Entrer dans l’église d’abord par curiosité, pour découvrir la qualité d’un espace, la douceur d’une lumière, le chatoiement d’un tableau Puis, ayant pris le temps de se trouver là tout entier, respirer et sentir l’odeur des cierges ou de l’encens, l’odeur du temps ; écouter et entendre le silence, ou la musique impromptue de l’orgue, goûter les transitions infimes entre l’ombre et la lumière, au juste point où se croisent l’espace et le temps, ici et maintenant, et pourtant hors du temps, ailleurs, « pendant que tout s’arrête » ; regarder et voir le grand retable baroque scintiller de tous ses ors à la gloire du Saint-Sacrement, ou la modeste abside caressée d’une douce lumière dont on se saurait dire d’où elle provient.
« Il faut entrer » L’invitation se fait pressante, la force intérieure du désir rejoignant pour un instant peut-être une autre force, étrangère, étrange et pourtant familière, la puissance invitatoriale même du lieu, espace à habiter, à vivre, à recevoir pour intime, plus proche à soi-même que soi-même. Invité par Quelqu’un, reçu par un visage, une présence qui rayonne et donne à l’invité de se découvrir visage, présence, cœur réconcilié. « Mère de Jésus Christ » Ce visage a un nom, le nom d’une mère, le nom d’une femme. Bonheur de retrouver la tendresse oubliée, de laisser couler les larmes de la conversion et de la joie. Bonheur de ce grand manteau de fraîcheur où trouver refuge pour un temps, sachant bien aussi la place à tenir dans le monde, à ne pas fuir, à ne pas oublier. L’église s’offre comme une image en volume de « la femme dans la Grâce enfin restituée », cette femme qui elle-même s’offre pour mère à un Fils qu’elle offre au monde. Intarissable effusion du don dans lequel chacun est invité à prendre place
Invités à se tenir là, à capter le rayonnement des choses et des êtres qui eux-mêmes se tiennent là, dans la calme assurance de leurs présences. Invités à se mettre en mouvement vers ces choses mêmes, attirés par leur capacité à signifier une présence plus forte et vraie encore.
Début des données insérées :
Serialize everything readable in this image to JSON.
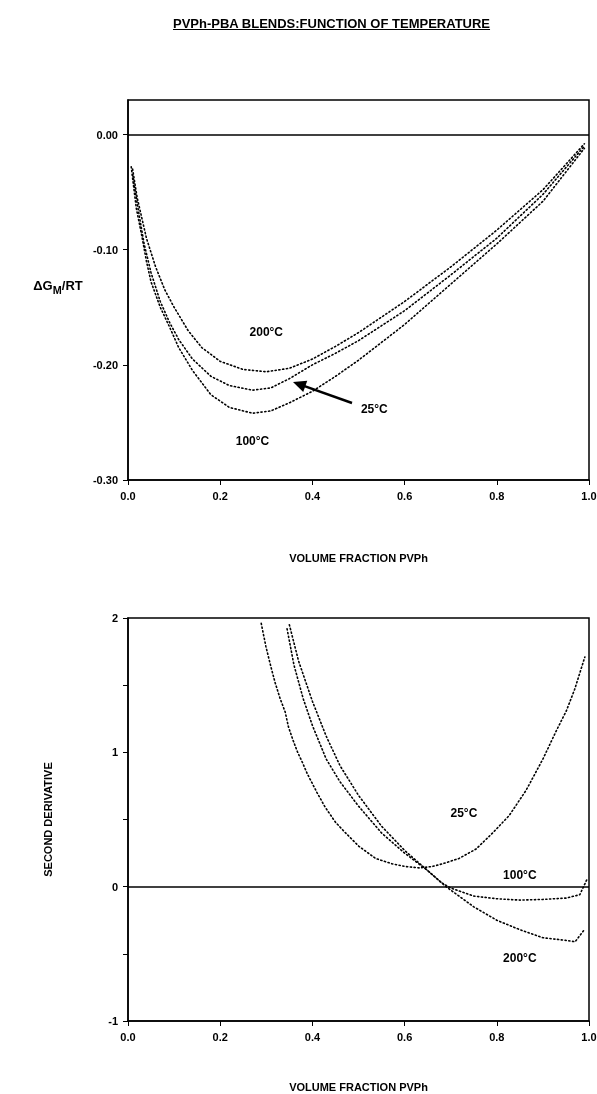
{
  "chart_data": [
    {
      "type": "line",
      "title": "PVPh-PBA BLENDS:FUNCTION OF TEMPERATURE",
      "xlabel": "VOLUME FRACTION PVPh",
      "ylabel": "ΔG$_{M}$/RT",
      "xlim": [
        0,
        1
      ],
      "ylim": [
        -0.3,
        0.03
      ],
      "xticks": [
        {
          "value": 0,
          "label": "0.0"
        },
        {
          "value": 0.2,
          "label": "0.2"
        },
        {
          "value": 0.4,
          "label": "0.4"
        },
        {
          "value": 0.6,
          "label": "0.6"
        },
        {
          "value": 0.8,
          "label": "0.8"
        },
        {
          "value": 1,
          "label": "1.0"
        }
      ],
      "yticks": [
        {
          "value": -0.3,
          "label": "-0.30"
        },
        {
          "value": -0.2,
          "label": "-0.20"
        },
        {
          "value": -0.1,
          "label": "-0.10"
        },
        {
          "value": 0,
          "label": "0.00"
        }
      ],
      "grid": false,
      "marker": "none",
      "line_style": "dotted",
      "ref_lines": [
        {
          "axis": "y",
          "value": 0,
          "color": "#000000",
          "line_style": "solid"
        }
      ],
      "series": [
        {
          "name": "200°C",
          "color": "#000000",
          "x": [
            0.01,
            0.02,
            0.04,
            0.06,
            0.08,
            0.1,
            0.13,
            0.16,
            0.2,
            0.25,
            0.3,
            0.35,
            0.4,
            0.45,
            0.5,
            0.6,
            0.7,
            0.8,
            0.9,
            0.99
          ],
          "values": [
            -0.03,
            -0.055,
            -0.09,
            -0.115,
            -0.135,
            -0.15,
            -0.17,
            -0.185,
            -0.197,
            -0.204,
            -0.206,
            -0.203,
            -0.195,
            -0.184,
            -0.172,
            -0.145,
            -0.115,
            -0.083,
            -0.048,
            -0.008
          ]
        },
        {
          "name": "25°C",
          "color": "#000000",
          "x": [
            0.01,
            0.02,
            0.035,
            0.05,
            0.07,
            0.09,
            0.11,
            0.14,
            0.18,
            0.22,
            0.27,
            0.31,
            0.35,
            0.4,
            0.45,
            0.5,
            0.6,
            0.7,
            0.8,
            0.9,
            0.99
          ],
          "values": [
            -0.035,
            -0.06,
            -0.095,
            -0.12,
            -0.145,
            -0.163,
            -0.178,
            -0.195,
            -0.21,
            -0.218,
            -0.222,
            -0.22,
            -0.212,
            -0.2,
            -0.19,
            -0.179,
            -0.153,
            -0.122,
            -0.09,
            -0.052,
            -0.01
          ]
        },
        {
          "name": "100°C",
          "color": "#000000",
          "x": [
            0.007,
            0.018,
            0.03,
            0.04,
            0.05,
            0.07,
            0.09,
            0.11,
            0.14,
            0.18,
            0.22,
            0.27,
            0.31,
            0.35,
            0.4,
            0.45,
            0.5,
            0.6,
            0.7,
            0.8,
            0.9,
            0.99
          ],
          "values": [
            -0.028,
            -0.064,
            -0.088,
            -0.11,
            -0.128,
            -0.15,
            -0.167,
            -0.185,
            -0.205,
            -0.226,
            -0.237,
            -0.242,
            -0.24,
            -0.233,
            -0.223,
            -0.21,
            -0.196,
            -0.165,
            -0.13,
            -0.095,
            -0.058,
            -0.012
          ]
        }
      ]
    },
    {
      "type": "line",
      "xlabel": "VOLUME FRACTION PVPh",
      "ylabel": "SECOND DERIVATIVE",
      "xlim": [
        0,
        1
      ],
      "ylim": [
        -1,
        2
      ],
      "xticks": [
        {
          "value": 0,
          "label": "0.0"
        },
        {
          "value": 0.2,
          "label": "0.2"
        },
        {
          "value": 0.4,
          "label": "0.4"
        },
        {
          "value": 0.6,
          "label": "0.6"
        },
        {
          "value": 0.8,
          "label": "0.8"
        },
        {
          "value": 1,
          "label": "1.0"
        }
      ],
      "yticks": [
        -1,
        {
          "value": -0.5,
          "label": null
        },
        0,
        {
          "value": 0.5,
          "label": null
        },
        1,
        {
          "value": 1.5,
          "label": null
        },
        2
      ],
      "grid": false,
      "marker": "none",
      "line_style": "dotted",
      "ref_lines": [
        {
          "axis": "y",
          "value": 0,
          "color": "#000000",
          "line_style": "solid"
        }
      ],
      "series": [
        {
          "name": "25°C",
          "color": "#000000",
          "x": [
            0.289,
            0.299,
            0.309,
            0.319,
            0.33,
            0.341,
            0.348,
            0.358,
            0.368,
            0.379,
            0.389,
            0.41,
            0.428,
            0.45,
            0.472,
            0.501,
            0.537,
            0.573,
            0.602,
            0.631,
            0.66,
            0.682,
            0.718,
            0.755,
            0.791,
            0.827,
            0.864,
            0.9,
            0.929,
            0.951,
            0.969,
            0.991
          ],
          "values": [
            1.96,
            1.79,
            1.65,
            1.52,
            1.4,
            1.3,
            1.19,
            1.09,
            1.0,
            0.92,
            0.84,
            0.7,
            0.59,
            0.48,
            0.4,
            0.3,
            0.21,
            0.17,
            0.15,
            0.14,
            0.15,
            0.17,
            0.21,
            0.28,
            0.4,
            0.53,
            0.72,
            0.95,
            1.16,
            1.31,
            1.47,
            1.71
          ]
        },
        {
          "name": "100°C",
          "color": "#000000",
          "x": [
            0.345,
            0.36,
            0.38,
            0.4,
            0.43,
            0.46,
            0.5,
            0.55,
            0.6,
            0.65,
            0.68,
            0.7,
            0.75,
            0.8,
            0.85,
            0.9,
            0.95,
            0.98,
            0.995
          ],
          "values": [
            1.92,
            1.65,
            1.4,
            1.2,
            0.95,
            0.78,
            0.6,
            0.4,
            0.25,
            0.12,
            0.03,
            -0.01,
            -0.07,
            -0.09,
            -0.1,
            -0.095,
            -0.085,
            -0.06,
            0.05
          ]
        },
        {
          "name": "200°C",
          "color": "#000000",
          "x": [
            0.35,
            0.37,
            0.4,
            0.43,
            0.46,
            0.5,
            0.55,
            0.6,
            0.65,
            0.69,
            0.75,
            0.8,
            0.85,
            0.9,
            0.95,
            0.97,
            0.99
          ],
          "values": [
            1.95,
            1.68,
            1.38,
            1.12,
            0.9,
            0.68,
            0.45,
            0.27,
            0.12,
            0,
            -0.15,
            -0.25,
            -0.32,
            -0.38,
            -0.4,
            -0.41,
            -0.32
          ]
        }
      ]
    }
  ]
}
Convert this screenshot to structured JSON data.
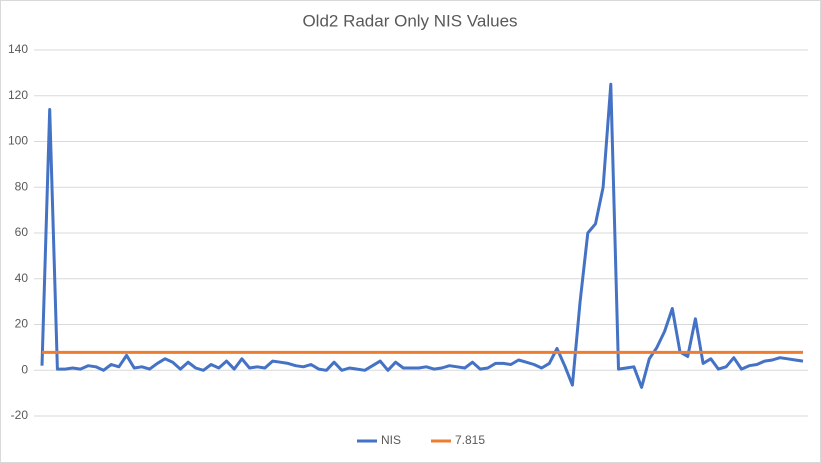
{
  "chart_data": {
    "type": "line",
    "title": "Old2 Radar Only NIS Values",
    "ylim": [
      -20,
      140
    ],
    "yticks": [
      -20,
      0,
      20,
      40,
      60,
      80,
      100,
      120,
      140
    ],
    "grid": true,
    "legend": "bottom",
    "series": [
      {
        "name": "NIS",
        "color": "#4472c4",
        "values": [
          2,
          114,
          0.5,
          0.5,
          1,
          0.5,
          2,
          1.5,
          0,
          2.5,
          1.5,
          6.5,
          1,
          1.5,
          0.5,
          3,
          5,
          3.5,
          0.5,
          3.5,
          1,
          0,
          2.5,
          1,
          4,
          0.5,
          5,
          1,
          1.5,
          1,
          4,
          3.5,
          3,
          2,
          1.5,
          2.5,
          0.5,
          0,
          3.5,
          0,
          1,
          0.5,
          0,
          2,
          4,
          0,
          3.5,
          1,
          1,
          1,
          1.5,
          0.5,
          1,
          2,
          1.5,
          1,
          3.5,
          0.5,
          1,
          3,
          3,
          2.5,
          4.5,
          3.5,
          2.5,
          1,
          3,
          9.5,
          2,
          -6.5,
          30,
          60,
          64,
          80,
          125,
          0.5,
          1,
          1.5,
          -7.5,
          5,
          10,
          17,
          27,
          8,
          6,
          22.5,
          3,
          5,
          0.5,
          1.5,
          5.5,
          0.5,
          2,
          2.5,
          4,
          4.5,
          5.5,
          5,
          4.5,
          4
        ]
      },
      {
        "name": "7.815",
        "color": "#ed7d31",
        "values": [
          7.815,
          7.815,
          7.815,
          7.815,
          7.815,
          7.815,
          7.815,
          7.815,
          7.815,
          7.815,
          7.815,
          7.815,
          7.815,
          7.815,
          7.815,
          7.815,
          7.815,
          7.815,
          7.815,
          7.815,
          7.815,
          7.815,
          7.815,
          7.815,
          7.815,
          7.815,
          7.815,
          7.815,
          7.815,
          7.815,
          7.815,
          7.815,
          7.815,
          7.815,
          7.815,
          7.815,
          7.815,
          7.815,
          7.815,
          7.815,
          7.815,
          7.815,
          7.815,
          7.815,
          7.815,
          7.815,
          7.815,
          7.815,
          7.815,
          7.815,
          7.815,
          7.815,
          7.815,
          7.815,
          7.815,
          7.815,
          7.815,
          7.815,
          7.815,
          7.815,
          7.815,
          7.815,
          7.815,
          7.815,
          7.815,
          7.815,
          7.815,
          7.815,
          7.815,
          7.815,
          7.815,
          7.815,
          7.815,
          7.815,
          7.815,
          7.815,
          7.815,
          7.815,
          7.815,
          7.815,
          7.815,
          7.815,
          7.815,
          7.815,
          7.815,
          7.815,
          7.815,
          7.815,
          7.815,
          7.815,
          7.815,
          7.815,
          7.815,
          7.815,
          7.815,
          7.815,
          7.815,
          7.815,
          7.815,
          7.815
        ]
      }
    ]
  }
}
En tout premier lieu, près du seuil qui marque la limite entre l’intérieur et l’extérieur, le baptistère. Espace de fraîcheur et de lumière, il contient l’eau du baptême, ces eaux paradoxales de la mort et de la vie, dans lesquelles il faut passer pour entrer dans l’Église. C’est là que l’Église croît et se multiplie, enfantant des enfants de Dieu dans l’Esprit. Là, des hommes et des femmes de tous âges plongent librement dans la mort du Christ pour ressurgir dans sa vie. Le baptistère est pour tout chrétien une mémoire vive de son baptême et, pour qui ne croit pas au Christ, une invitation à le suivre et à boire des eaux qu’il donnera, grâce auxquelles il n’aura plus jamais soif.
L’œil est ensuite attiré par la croix, symbole cosmique et historique, pivot des univers terrestres et célestes, centre de gravité autour duquel se meuvent les étoiles et les mondes, quadrature parfaite de l’arithmétique divine dans son immense sagesse ; mais aussi et inséparablement potence où meurt le Fils de l’homme, sans contrainte, dans la liberté inouïe de celui qui se donne pour que le monde ait la vie. En ce moment, et à tous les moments, la croix s’offre à la contemplation pour être ce lieu où l’homme reçoit « la seule espérance et le seul fruit » sous les traits du Crucifié glorifié.
Au milieu de la nef parfois, plus souvent au bord des marches du chœur, se trouve l’ambon, haut-lieu de la proclamation d’une Parole vieille comme le monde (c’est-à-dire beaucoup plus vieille que nous tous) et chaque jour actualisée, inlassablement répétée comme parole de vie : « Voici que j’ai mis devant toi la mort et la vie. Choisis la vie » enjoint le Seigneur dans le livre du Deutéronome. C’est ainsi que cette Parole nous parle : elle est elle-même cette vie qu’elle annonce, donnée, offerte pour être partagée et mangée. Jésus Christ, Parole de vie, Verbe du Père depuis le commencement se donne en partage aujourd’hui, pain rompu pour un monde nouveau. Parole à proclamer, à entendre, à intérioriser, à faire circuler, pour construire le Royaume annoncé à temps et à contre temps par Jésus et son Église sous l’action de l’Esprit Saint.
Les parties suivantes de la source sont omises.